Are you glossophobic? Many of us are…

Mention the term 'public speaking' and there is a strong chance it will be accompanied by a discernible shudder, with many agreeing it is a frightening prospect. Glossophobia is the fear of public speaking. Findings from the National Institute of Mental Health survey in the US discovered that as many as 74% of us share this fear (75% women vs. 73% men).

It's easy to assume that a good public speaker is a product of nature, not nurture, but that's not the case. Of course, there are those that relish standing before peers but they're definitely in the minority.

However, public speaking is a skill that can most definitely be taught, whatever the degree of trepidation. I strongly believe it's a necessary tool in your armoury and crucial for effective communication and shaping opinion - hence my involvement in setting up the new office of Spoken Word Communications in the UK.

My many years' experience and training has taught me key areas to focus on and help captivate an audience. We can all relate to seeing presenters struggling to hold our attention on the podium and yearning for the last slide to appear before we can exit and hit the espresso machine.

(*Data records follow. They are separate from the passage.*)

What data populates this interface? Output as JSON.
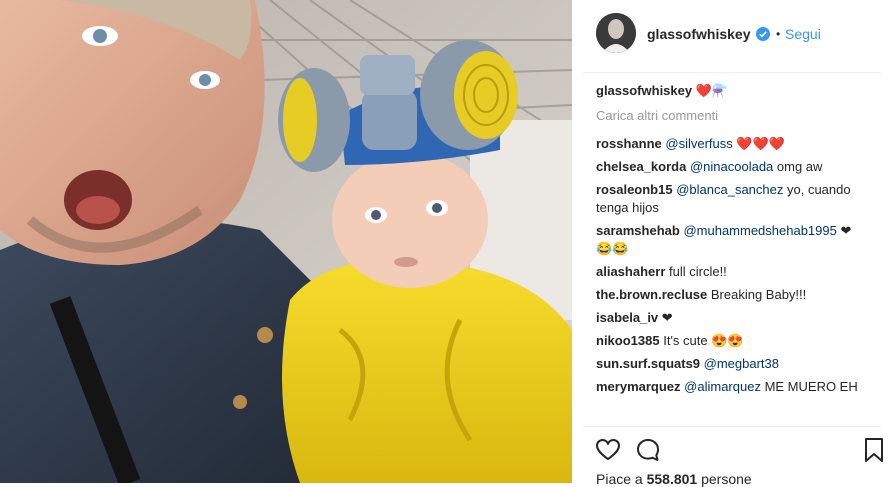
{
  "post": {
    "username": "glassofwhiskey",
    "verified_icon": "verified-badge-icon",
    "separator": "•",
    "follow_label": "Segui",
    "caption_user": "glassofwhiskey",
    "caption_text": "❤️⚗️",
    "load_more": "Carica altri commenti",
    "likes_prefix": "Piace a ",
    "likes_count": "558.801",
    "likes_suffix": " persone"
  },
  "comments": [
    {
      "user": "rosshanne",
      "mention": "@silverfuss",
      "text": " ❤️❤️❤️"
    },
    {
      "user": "chelsea_korda",
      "mention": "@ninacoolada",
      "text": " omg aw"
    },
    {
      "user": "rosaleonb15",
      "mention": "@blanca_sanchez",
      "text": " yo, cuando tenga hijos"
    },
    {
      "user": "saramshehab",
      "mention": "@muhammedshehab1995",
      "text": " ❤ 😂😂"
    },
    {
      "user": "aliashaherr",
      "mention": "",
      "text": "full circle!!"
    },
    {
      "user": "the.brown.recluse",
      "mention": "",
      "text": "Breaking Baby!!!"
    },
    {
      "user": "isabela_iv",
      "mention": "",
      "text": "❤"
    },
    {
      "user": "nikoo1385",
      "mention": "",
      "text": "It's cute 😍😍"
    },
    {
      "user": "sun.surf.squats9",
      "mention": "@megbart38",
      "text": ""
    },
    {
      "user": "merymarquez",
      "mention": "@alimarquez",
      "text": " ME MUERO EH"
    }
  ],
  "icons": {
    "like": "heart-icon",
    "comment": "comment-icon",
    "save": "bookmark-icon"
  },
  "colors": {
    "link": "#3897f0",
    "mention": "#003569",
    "muted": "#999999",
    "text": "#262626",
    "suit_yellow": "#f2d21a",
    "respirator_blue": "#4f86c6"
  }
}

The work I do with clients is to help build their confidence, present a compelling story and ensure this 'dash out at the end' scenario is one they never have to experience.

Tip 1

Know your audience. Decide early on what three key takeaways you wish the audience to leave with. Don't present too much information but equally don't focus on just one point so boredom kicks in.

Tip 2

Always tell a story. Through the process of evolution, our brains are now wired to be engaged by compelling narrative rather than cold, hard facts. Numerous scientific research has proved this with a recent study by Nielsen showing that consumers demand a more personal connection in the way they gather information.

Tip 3

Consider body language. A good public speaker will consciously alter his/her tone of voice, use hand and arm movement selectively and command the podium in a positive and enthusiastic way, yet appear as natural as possible. The skill is in hiding the fact you've had the training - people appreciate a confident, not contrived stage presence.

And finally...

Above all, embrace the moment. The extent you incorporate presentation techniques, anticipate your audiences' needs and communicate your views in an informative and interesting way will be the difference between a communication opportunity won or lost.